Mass represents your weight more or less, the more massive you are the more weight you have to throw around, this is useful if you have to wrestle a Bovarian-combat-sow. It also ensures a quicker death when you attempt to re-enter a planet’s atmosphere without a re-entry suit.
Humans generally have a starting mass score of 2. This represents 100kg’s. Every point of Mass is worth 50kg.
Mass synergizes well with Strength and the combination of the two determines if you can weld large or oversized items. For every point in Mass, you can lug another 25kg.
“Oh for plasma’s sake, Pick that sack of iron ore back up recruit, Ya don’t faint on the first day of training you whinny, you got nothing to be afraid of, you won’t be wrestling any Bovarian Sows until you are well into your training. Tomorrow. If you survive the entry exam. Yes, that’s ‘entry’ as in re-entry you berk.”

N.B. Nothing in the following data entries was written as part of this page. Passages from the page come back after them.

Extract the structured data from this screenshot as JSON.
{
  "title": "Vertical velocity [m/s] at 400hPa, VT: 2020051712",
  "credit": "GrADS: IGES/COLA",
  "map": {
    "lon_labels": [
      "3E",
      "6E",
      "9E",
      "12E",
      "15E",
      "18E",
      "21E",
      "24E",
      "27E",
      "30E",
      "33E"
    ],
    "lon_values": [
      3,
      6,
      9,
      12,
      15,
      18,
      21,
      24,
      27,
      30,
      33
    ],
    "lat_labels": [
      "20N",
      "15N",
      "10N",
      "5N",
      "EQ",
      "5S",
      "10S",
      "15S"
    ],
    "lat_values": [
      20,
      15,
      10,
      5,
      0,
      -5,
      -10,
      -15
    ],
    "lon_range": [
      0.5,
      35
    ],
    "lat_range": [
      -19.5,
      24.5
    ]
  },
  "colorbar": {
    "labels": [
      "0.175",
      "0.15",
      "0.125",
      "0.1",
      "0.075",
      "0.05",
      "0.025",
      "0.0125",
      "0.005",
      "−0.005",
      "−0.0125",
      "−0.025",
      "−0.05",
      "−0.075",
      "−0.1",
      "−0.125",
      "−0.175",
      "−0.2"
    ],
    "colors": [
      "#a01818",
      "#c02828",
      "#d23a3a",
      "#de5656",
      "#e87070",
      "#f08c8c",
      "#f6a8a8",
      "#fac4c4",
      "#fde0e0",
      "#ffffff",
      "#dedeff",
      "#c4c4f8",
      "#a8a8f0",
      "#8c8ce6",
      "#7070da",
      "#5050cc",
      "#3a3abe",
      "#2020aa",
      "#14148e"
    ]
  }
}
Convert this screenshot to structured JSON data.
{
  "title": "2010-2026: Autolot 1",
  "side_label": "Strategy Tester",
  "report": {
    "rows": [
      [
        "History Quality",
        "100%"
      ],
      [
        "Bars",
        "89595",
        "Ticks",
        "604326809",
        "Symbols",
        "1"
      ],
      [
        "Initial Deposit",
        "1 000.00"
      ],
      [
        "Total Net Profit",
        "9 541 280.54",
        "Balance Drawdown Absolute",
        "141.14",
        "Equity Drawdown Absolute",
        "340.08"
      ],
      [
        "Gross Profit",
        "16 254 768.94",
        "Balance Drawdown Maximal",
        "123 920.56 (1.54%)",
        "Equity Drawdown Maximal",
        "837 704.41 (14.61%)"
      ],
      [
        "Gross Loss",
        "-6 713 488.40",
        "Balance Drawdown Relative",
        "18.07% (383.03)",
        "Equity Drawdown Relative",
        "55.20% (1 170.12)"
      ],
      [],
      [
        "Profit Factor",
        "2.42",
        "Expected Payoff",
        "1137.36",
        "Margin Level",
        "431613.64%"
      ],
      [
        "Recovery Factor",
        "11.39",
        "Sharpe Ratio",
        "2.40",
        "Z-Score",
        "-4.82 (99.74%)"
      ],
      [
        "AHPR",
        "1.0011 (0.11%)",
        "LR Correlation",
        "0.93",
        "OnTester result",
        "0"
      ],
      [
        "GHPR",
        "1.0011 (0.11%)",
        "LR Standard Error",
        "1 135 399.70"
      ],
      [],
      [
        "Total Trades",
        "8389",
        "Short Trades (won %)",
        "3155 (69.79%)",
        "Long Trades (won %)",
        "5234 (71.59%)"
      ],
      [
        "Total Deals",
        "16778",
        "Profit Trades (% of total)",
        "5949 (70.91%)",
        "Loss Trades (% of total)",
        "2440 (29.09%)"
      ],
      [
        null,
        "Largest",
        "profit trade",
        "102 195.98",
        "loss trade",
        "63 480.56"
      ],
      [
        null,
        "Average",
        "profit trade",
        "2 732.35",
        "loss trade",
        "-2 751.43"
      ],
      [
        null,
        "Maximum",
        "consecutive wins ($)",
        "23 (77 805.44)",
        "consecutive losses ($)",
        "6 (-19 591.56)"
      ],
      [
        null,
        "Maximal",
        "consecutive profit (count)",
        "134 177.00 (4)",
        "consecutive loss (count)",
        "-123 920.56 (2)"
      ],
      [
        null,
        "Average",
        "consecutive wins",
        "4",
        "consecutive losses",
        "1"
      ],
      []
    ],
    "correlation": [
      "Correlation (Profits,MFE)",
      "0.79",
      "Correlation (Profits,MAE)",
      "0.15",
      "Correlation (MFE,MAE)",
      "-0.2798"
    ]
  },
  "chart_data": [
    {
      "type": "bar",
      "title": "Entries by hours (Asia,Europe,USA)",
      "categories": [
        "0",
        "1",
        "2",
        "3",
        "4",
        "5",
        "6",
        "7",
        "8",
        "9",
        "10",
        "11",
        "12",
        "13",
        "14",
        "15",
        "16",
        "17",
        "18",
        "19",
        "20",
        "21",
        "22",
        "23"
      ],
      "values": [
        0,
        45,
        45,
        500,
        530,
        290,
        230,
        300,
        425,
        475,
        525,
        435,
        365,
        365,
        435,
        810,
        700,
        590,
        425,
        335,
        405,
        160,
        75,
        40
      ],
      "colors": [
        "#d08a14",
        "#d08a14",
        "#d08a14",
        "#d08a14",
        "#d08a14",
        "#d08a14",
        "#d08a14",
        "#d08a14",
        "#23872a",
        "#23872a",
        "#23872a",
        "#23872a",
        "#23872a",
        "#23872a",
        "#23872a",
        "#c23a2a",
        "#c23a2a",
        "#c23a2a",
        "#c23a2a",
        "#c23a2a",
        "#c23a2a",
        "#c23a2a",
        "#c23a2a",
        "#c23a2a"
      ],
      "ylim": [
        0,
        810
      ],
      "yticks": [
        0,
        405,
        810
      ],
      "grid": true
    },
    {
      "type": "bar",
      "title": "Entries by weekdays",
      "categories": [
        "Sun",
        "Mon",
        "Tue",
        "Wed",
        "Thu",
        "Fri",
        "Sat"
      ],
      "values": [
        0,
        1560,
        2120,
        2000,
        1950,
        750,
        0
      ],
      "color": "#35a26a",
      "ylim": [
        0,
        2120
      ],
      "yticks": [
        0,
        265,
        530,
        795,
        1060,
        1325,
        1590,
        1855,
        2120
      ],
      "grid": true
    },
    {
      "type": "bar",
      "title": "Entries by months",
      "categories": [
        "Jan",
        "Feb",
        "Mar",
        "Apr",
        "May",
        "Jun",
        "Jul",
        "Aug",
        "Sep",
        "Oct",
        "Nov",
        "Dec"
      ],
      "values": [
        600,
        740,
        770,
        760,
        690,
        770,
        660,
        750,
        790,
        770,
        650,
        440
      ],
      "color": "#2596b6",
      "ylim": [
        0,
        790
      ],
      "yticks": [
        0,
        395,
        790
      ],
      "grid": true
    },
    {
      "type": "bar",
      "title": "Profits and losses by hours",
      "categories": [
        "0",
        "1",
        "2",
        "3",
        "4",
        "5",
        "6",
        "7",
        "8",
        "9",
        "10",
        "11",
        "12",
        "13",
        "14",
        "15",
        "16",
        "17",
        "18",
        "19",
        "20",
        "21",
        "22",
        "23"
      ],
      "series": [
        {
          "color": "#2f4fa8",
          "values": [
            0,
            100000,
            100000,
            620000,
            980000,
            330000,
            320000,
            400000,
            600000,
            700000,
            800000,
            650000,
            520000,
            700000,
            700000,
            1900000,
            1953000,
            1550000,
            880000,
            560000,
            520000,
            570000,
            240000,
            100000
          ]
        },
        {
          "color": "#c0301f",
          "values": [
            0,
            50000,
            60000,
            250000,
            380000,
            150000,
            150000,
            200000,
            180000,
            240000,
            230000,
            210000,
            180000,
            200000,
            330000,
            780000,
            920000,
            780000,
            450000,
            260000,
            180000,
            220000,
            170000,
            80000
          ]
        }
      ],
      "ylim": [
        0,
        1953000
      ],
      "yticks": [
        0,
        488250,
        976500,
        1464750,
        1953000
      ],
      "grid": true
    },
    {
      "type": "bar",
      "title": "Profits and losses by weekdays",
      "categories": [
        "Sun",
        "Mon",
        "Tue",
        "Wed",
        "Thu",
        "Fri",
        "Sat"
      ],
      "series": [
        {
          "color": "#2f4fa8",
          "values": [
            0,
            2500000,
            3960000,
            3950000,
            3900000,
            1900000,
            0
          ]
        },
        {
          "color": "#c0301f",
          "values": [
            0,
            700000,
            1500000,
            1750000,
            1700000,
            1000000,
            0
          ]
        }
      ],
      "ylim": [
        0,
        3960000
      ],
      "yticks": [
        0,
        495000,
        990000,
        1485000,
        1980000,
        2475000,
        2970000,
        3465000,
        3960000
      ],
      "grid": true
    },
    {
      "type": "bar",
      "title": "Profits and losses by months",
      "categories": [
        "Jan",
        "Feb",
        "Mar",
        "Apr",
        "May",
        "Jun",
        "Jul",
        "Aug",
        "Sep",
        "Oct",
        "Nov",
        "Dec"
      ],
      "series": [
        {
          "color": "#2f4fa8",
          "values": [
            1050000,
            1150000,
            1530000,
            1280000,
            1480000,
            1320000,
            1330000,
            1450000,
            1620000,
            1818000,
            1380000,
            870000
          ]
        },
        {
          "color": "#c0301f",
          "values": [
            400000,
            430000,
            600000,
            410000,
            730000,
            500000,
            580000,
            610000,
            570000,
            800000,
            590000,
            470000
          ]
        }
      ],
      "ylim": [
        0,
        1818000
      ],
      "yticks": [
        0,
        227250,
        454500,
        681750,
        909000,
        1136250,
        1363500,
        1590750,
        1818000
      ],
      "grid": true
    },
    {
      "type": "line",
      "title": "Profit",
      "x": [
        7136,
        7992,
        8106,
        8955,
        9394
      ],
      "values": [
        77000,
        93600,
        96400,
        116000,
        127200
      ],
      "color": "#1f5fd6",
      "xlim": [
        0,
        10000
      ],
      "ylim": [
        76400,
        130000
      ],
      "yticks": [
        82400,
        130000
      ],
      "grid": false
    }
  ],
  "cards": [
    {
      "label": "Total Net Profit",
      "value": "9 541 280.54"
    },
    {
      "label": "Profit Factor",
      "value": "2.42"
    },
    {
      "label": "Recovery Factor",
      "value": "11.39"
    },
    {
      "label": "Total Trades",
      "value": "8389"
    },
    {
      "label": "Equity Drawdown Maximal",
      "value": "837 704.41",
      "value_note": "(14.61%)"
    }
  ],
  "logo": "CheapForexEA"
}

“Oh just leave him down there, he will probably wake up when it starts to hail”.
An Origin's Average Mass is in the Origin Table. Players can use the table or Choose there Origin's Mass for most Origins, but Nanocoids have a fixed starting Mass score.
Speed is the distance you can move as part of an Action, unless that action states otherwise. Certain Combat Maneuvers for instance make you Restrained.
It is generally 5 squares for a human, but can be modified by Skill Tricks, Origin Feats, Equipment, and Tallents.